Nel pomeriggio di sabato, la parola a Lorenzo Biagi per un intervento sincero e impietoso nei riguardi dell’Italia di oggi, che nei rapporti Censis e Istat appare come un Paese litigioso e incattivito. Le statistiche sono confermate dalle pubblicazioni del 2019 di filosofi e studiosi di Platone, Aristotele e altri giganti del pensiero antico sempre attuali: «gli ultimi mesi hanno visto un’erosione dell’humanitas e della pietas». Biagi, direttore del dipartimento di pedagogia all’Istituto salesiano di Mestre, si dimostra infastidito della continua proposta e rivendicazione, mediatica e culturale, dei diritti del singolo e propone, ancora una volta con il pensiero antico, di spostare i riflettori sui doveri. «Il mondo antico – ha detto – conosceva quattro officia communia, cioè doveri di tutti: condividere l’acqua, condividere il fuoco, dare un consiglio al viandante, tendere la mano al naufrago». Colpito dalla schiacciante contemporaneità di questi precetti (acqua potabile per tutti, energia e risorse non precluse a parte dell’umanità, rapporti ospitali, accoglienza) Biagi sorride ma inchioda alle sue responsabilità il cittadino postmoderno, «che pretende tutto senza dare nulla in cambio». Di Biagi resta però più impressa la sua proposta costruttiva: ognuno deve diventare «costruttore del legame sociale» e «rimettere in gioco la partecipazione come via non violenta». E ricorda Aldo Moro nel penultimo discorso prima di essere preso e assassinato: «non si salverà questo Paese se in Italia non nascerà un nuovo senso del dovere».
Giampietro Parolin poi, docente incaricato di strategie aziendali presso l’Istituto universitario Sophia di Loppiano, raccomanda di avere uno sguardo economico “oltre i beni”. «Nei Paesi ricchi – ha notato – all’aumento del Pil corrisponde una diminuzione della felicità». «Non basta chiedere quanto uno guadagna e la posizione che occupa: bisogna chiedersi se uno è contento di quanto realizza nella vita.
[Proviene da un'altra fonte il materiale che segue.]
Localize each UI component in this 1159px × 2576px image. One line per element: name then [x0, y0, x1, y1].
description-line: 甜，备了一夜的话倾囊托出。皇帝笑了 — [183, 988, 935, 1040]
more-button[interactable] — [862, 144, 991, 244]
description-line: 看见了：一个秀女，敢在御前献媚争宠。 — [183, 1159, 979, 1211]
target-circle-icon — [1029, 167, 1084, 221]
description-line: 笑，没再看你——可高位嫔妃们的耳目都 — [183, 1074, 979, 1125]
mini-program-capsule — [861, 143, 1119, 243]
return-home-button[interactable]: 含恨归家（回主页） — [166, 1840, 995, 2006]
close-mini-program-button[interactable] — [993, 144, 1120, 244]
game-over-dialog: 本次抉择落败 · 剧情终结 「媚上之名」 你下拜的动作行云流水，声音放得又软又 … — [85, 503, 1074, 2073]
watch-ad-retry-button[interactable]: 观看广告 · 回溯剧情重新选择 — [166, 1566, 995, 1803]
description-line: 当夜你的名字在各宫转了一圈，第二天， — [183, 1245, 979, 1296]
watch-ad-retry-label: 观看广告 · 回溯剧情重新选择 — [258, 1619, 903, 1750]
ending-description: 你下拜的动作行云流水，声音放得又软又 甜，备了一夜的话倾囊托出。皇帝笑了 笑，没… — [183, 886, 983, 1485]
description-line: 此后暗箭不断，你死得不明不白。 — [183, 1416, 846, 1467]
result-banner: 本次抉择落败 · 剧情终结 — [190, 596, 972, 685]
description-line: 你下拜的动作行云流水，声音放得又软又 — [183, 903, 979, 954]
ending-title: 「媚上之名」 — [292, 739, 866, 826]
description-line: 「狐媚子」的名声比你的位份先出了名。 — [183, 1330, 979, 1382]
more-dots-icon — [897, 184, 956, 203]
Il successo esistenziale si riscontra in professioni a profilo vocazionale».
“Appartenenza evangelizzatrice”
Dopo la tavola rotonda del mattino, al vescovo Renato sono state affidate le conclusioni del convegno diocesano. Rinunciando a un orizzonte pastorale che spesso ha interpretato in chiave di opposizione il rapporto Chiesa-mondo, il Vescovo ha detto che i cristiani di Belluno-Feltre, abitanti di questa terra assieme a molte altre persone, sono chiamati a reinterpretare questo rapporto sotto il segno della condivisione. «Che cosa mettere in comune in questo territorio oggi?», si è chiesto il Vescovo. Quello che si può donare è proprio l’essere Chiesa, scolpito dal Vescovo nella sintesi «appartenenza evangelizzatrice». Nell’appartenenza c’è la comunità, le buone relazioni, l’ospitalità e l’accoglienza «che non può non essere aperta a tutti»; e questo sistema di buone relazioni si fa evangelizzatore di per sé, quando l’evangelizzazione «non è affare di laici, di preti, di tutti e due come categorie; è affare di comunità». Sul legame con il territorio, ragion d’essere del Convegno, il Vescovo è intervenuto pensando al territorio come a una realtà «sacrosanta; non ci sarebbe Chiesa locale se non ci fosse il territorio». È un territorio da rileggere, secondo Evangelii gaudium, «con una fraternità mistica, contemplativa, che sa scoprire Dio in ogni essere umano». Sarà paradossale che questa condivisione porterà a scoprire la presenza del Dio vivente proprio nelle persone con cui la fede viene condivisa; e questo «porterà a cambiare il paradigma della missione»: «la presenza di Dio non deve essere fabbricata, ma scoperta e svelata».
Sull’iniziativa di una scuola sociopolitica, come quella presentata al mattino da suor Francesca di Padova, il Vescovo ha chiarito di non volere un istituto che formi specialisti: «la formazione, o coinvolge tutta la persona, o è fallimentare; nascerà una scuola di formazione sociopolitica quando ci sarà una comunità nel suo insieme a prendersi carico di questo aspetto». Sotto il discorso del Vescovo appare la consegna di Evangelii gaudium alla Chiesa italiana: tre paragrafi dell’esortazione apostolica di papa Francesco hanno scandito l’inizio, il mezzo e la fine dell’intervento.